Most teachers I know hate their first week. Everything goes wrong, they have classroom management problems, their kids don’t want to be there… My first day of school, I had kids asking to stay after school! Granted, I have students who are severely behind grade level, I’m ambitiously planning to help one student finish 3 levels worth of math this year and others who are nearly in the same boat, but they care! They’re here trying (for the most part)!

I have a really hard time articulating all the reasons why I’m thankful to be here, but I guess in its simplest form, it boils down to the kids. These kids aren’t like kids in the lower-48. I had soon-to-be students of mine running up to me as I went to the Post Office for mail the day before school started telling me how much they were looking forward to school. Some of that is because they wanted on the basketball court again I’m sure, but it’s true. I look at these kids as I’m teaching them and… they honestly do want to learn.

So, in celebration of such a wonderful day at school, I took a trip down to Old Siteландшафт, where the village was located until they moved it in the 1970s. Then, last night, I went swimming for the first time in the ocean. Well, technically, it was Norton Sound, but it’s close enough to count for me.

Here’s hoping the second week is as wonderful as the first!

“No, man. Alaska, Alaska.”

I wrote this for BSSD’s StraitTalk Blog but also wanted to post it here.

Six months ago, if you’d ask me what I’d be doing at the beginning of August, I would not have had an answer for you. Certainly I would not have imagined the truth. Well, that is not quite the truth… I have always dreamed of at least visiting Alaska, but if I had said I would be living here, it would have been with a jocular smile on my face. It would have been the type of smile that said, “Just kidding; I’ll probably be living in the rat race like everyone else, trying to eek out a living and pay off student loans.”

Now though, well, here I am, smiling at the memory of stepping into the Detroit airport at 5:30am on the 29th of July to board the first of four flights that would take me to my new home.

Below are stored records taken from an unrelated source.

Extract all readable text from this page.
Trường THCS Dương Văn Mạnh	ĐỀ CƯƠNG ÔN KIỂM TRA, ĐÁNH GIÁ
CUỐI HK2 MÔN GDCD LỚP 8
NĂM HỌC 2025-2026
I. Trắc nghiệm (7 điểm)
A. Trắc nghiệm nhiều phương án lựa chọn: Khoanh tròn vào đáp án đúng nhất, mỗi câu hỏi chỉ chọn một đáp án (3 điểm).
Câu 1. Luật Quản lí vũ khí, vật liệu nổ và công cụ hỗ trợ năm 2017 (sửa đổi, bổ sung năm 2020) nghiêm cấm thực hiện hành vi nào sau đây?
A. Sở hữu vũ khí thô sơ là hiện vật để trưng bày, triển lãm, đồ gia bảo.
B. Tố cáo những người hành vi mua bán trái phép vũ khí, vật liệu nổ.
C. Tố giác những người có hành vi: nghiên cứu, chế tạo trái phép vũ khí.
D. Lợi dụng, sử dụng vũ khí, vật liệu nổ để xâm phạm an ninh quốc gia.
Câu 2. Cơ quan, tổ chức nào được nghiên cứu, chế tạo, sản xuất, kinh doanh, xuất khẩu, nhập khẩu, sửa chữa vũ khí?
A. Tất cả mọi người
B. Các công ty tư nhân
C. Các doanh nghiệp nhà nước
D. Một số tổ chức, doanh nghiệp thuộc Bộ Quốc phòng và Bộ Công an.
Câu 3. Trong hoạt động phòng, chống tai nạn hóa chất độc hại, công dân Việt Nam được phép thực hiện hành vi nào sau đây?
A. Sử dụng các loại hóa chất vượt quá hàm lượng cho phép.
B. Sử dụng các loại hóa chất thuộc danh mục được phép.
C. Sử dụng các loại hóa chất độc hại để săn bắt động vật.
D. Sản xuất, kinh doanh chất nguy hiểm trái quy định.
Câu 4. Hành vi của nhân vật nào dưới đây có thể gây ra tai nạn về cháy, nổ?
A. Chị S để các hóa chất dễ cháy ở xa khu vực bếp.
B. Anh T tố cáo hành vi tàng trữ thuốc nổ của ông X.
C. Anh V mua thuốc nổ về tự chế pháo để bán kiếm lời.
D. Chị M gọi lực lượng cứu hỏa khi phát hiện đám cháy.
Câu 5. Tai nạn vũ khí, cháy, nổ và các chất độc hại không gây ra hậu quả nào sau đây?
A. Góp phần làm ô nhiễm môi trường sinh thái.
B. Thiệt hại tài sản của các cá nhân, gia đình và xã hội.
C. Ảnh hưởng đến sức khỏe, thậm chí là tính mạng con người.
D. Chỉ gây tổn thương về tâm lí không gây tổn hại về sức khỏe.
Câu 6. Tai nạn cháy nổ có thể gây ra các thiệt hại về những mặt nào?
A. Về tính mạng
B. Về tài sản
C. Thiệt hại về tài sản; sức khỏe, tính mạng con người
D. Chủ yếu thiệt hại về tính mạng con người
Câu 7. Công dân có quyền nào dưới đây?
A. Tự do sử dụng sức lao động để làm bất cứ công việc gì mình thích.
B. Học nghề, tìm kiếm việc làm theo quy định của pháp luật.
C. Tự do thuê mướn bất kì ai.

Quickly covering the distance between Detroit and Las Vegas (an area I had spent 45 days earlier in the summer exploring), a short layover put me on the plane to Anchorage. Two-hundred and fifty pages later, the clouds broke and the awe-inspiring sight of the Chugach Mountains became visible through my window. Thankfully, I was met at the airport by a group of Bering Strait School District (BSSD) veterans and new teachers who were participating in this year’s Welcome Wagon event, designed to help new BSSD teachers make the transition through Anchorage and prepare for their new life away on America’s last frontier.

Two days, a cancelled flight and a side trip to Whittier later, I found myself on my third flight, bound for Unalakleet, knowing that I would be in my new home before nightfall (I beat sunset by a good six hours, arriving in Shaktoolik around 6pm.) A short layover, a trip to meet a fantastic group of people at the District Office, and a serendipitous run-in later, I boarded the smallest plane I’ve ever been on for a 15 minute flight along the shore of Norton Sound.

In what seemed like the blink of an eye, I was back on the ground, being greeted by the few teachers at my site who hadn’t been on the plane with me. You know what though? It’s felt like home since my feet hit the dirt and still, almost three weeks later, it still does. And you know what? I’m having a wonderful time in “Alaska, Alaska.”